Mühlenfeld meinte zur zukünftigen Entwicklung: „Die zunächst nur die strukturschwachen Großstädte drückende Finanznot ist inzwischen ein Flächenbrand, der sich über NRW hinaus ausbreitet. Damit ist unser gesamtes System in Gefahr.

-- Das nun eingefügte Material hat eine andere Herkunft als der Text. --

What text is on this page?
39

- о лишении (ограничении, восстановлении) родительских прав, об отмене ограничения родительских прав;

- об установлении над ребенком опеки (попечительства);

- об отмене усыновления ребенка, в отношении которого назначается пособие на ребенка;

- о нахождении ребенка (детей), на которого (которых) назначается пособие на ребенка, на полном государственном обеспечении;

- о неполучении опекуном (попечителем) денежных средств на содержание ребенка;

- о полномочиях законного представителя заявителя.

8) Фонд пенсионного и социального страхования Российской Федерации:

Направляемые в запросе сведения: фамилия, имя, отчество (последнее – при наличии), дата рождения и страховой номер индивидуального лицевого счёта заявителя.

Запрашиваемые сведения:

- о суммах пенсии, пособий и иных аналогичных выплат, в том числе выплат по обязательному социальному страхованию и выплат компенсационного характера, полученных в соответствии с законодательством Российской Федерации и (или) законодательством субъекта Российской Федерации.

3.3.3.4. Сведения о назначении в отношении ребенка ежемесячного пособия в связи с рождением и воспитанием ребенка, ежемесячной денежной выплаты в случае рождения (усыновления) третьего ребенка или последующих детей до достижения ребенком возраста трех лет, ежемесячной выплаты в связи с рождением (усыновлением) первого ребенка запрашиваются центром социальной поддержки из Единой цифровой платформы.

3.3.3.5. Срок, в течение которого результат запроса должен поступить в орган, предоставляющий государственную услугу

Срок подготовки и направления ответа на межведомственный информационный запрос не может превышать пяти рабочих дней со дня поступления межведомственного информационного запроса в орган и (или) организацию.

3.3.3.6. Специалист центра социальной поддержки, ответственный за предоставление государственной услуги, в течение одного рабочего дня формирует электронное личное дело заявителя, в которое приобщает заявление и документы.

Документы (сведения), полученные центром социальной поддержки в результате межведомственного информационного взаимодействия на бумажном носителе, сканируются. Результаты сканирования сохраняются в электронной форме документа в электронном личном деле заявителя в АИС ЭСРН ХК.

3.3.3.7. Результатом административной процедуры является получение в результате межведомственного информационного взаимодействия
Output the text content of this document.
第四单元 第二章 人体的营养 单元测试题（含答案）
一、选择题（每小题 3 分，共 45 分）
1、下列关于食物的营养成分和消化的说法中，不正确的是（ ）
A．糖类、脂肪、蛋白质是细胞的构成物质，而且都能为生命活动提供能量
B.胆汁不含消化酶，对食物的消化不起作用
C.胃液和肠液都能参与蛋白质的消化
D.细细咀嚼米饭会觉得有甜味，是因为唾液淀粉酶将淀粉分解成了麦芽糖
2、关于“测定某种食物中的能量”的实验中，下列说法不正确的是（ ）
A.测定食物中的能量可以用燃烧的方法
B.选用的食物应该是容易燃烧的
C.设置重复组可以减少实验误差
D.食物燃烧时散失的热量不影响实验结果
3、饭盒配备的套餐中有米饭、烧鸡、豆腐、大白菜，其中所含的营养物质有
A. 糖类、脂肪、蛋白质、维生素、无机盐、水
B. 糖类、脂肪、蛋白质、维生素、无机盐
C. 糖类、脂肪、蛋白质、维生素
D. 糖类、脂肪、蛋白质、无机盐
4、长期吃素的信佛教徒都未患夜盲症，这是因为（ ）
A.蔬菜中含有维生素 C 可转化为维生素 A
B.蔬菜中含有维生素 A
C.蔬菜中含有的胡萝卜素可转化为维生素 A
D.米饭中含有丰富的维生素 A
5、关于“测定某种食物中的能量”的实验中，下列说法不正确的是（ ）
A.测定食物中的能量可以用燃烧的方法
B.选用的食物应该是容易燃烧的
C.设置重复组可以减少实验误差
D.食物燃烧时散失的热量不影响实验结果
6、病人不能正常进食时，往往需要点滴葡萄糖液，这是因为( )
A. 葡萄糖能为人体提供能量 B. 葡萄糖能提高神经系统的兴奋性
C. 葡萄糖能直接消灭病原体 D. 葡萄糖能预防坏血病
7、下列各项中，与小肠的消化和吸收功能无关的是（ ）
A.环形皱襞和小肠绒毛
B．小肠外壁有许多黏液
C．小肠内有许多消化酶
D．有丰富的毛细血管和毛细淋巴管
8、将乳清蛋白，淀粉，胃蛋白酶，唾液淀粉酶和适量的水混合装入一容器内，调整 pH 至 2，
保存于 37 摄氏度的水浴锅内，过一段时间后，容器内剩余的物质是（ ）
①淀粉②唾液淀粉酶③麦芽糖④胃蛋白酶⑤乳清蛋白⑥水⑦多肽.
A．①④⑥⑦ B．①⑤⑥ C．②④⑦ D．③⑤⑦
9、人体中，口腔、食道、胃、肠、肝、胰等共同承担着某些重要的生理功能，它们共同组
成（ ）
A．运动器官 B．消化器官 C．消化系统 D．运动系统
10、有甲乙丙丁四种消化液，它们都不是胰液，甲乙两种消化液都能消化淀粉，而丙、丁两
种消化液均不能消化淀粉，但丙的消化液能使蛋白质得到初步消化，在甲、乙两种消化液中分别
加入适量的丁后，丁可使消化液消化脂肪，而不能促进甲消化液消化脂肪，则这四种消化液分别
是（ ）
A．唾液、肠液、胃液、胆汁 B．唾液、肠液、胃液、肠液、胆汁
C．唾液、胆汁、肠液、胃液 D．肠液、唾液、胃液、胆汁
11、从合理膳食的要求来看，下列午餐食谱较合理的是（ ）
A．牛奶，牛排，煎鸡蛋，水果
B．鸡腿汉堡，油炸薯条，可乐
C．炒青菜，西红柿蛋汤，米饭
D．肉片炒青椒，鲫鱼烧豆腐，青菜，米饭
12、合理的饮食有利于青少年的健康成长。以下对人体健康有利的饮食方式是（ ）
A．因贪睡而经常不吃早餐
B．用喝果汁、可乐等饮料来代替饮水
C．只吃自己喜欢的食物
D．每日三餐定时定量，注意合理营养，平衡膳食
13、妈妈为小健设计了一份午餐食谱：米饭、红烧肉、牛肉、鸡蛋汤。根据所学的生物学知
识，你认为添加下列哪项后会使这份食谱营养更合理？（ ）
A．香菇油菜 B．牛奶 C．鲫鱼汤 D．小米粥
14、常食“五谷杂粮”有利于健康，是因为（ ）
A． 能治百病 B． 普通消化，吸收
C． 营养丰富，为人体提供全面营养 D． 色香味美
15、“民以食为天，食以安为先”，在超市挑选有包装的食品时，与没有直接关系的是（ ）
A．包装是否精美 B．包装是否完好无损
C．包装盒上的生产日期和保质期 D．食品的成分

Wir werden keinesfalls aufgeben. Wenn nicht geholfen wird, mobilisieren wir weiter unsere Bürger. Deshalb haben Blitzableiter-Spielchen und undurchsichtige Verhandlungspoker keine Chance mehr. Wir Vertreter der Kommunalpolitik sind inzwischen Experten aus Betroffenheit, die so etwas nicht nur durchschauen, sondern öffentlich machen. Wir fordern klare Entscheidungen – und zwar sofort – zur Entlastung der Kommunen von den Soziallasten, die der Bund uns aufgebürdet hat.“

Nach den „Berliner Gesprächen“ hofft das Aktionsbündnis, dass sich der Bundestag in einer gesonderten Sitzung mit den angesprochenen Problemen befassen wird. SPD, Grüne und Linke haben bereits Zustimmung signalisiert. Alle Bundestagsfraktionen mit Ausnahme der FDP ermunterten das Aktionsbündnis, weitere Städte, deren Situation ebenfalls dramatisch ist, mit „ins Boot“ zu holen – und das bundesweit!

Mit von der Partie war auch unser Hagener Reisekader OB Jörg Dehm. In der entsprechenden städtischen Pressemitteilung fehlen allerdings einige Sätze, die von anderen Kommunen des Aktionsbündnisses genannt werden. So sagt Dehm nichts zur fundamentalen Verweigerungshaltung der Klientelgruppe FDP, auf die sogar Dehms Parteikollege, der Wuppertaler OB Peter Jung, hinwies. Auch die Anregung der Mülheimer Oberbürgermeisterin Dagmar Mühlenfeld, die vorschlug, die Bürger zu mobilisieren, fehlt. Das alles bestätigt unsere Vermutung, daß Dehm nur pro forma in dieser Initiative sitzt und überhaupt kein Interesse an der Verbesserung der Lage der Stadt Hagen hat – sondern lediglich an persönlichen Vorteilen.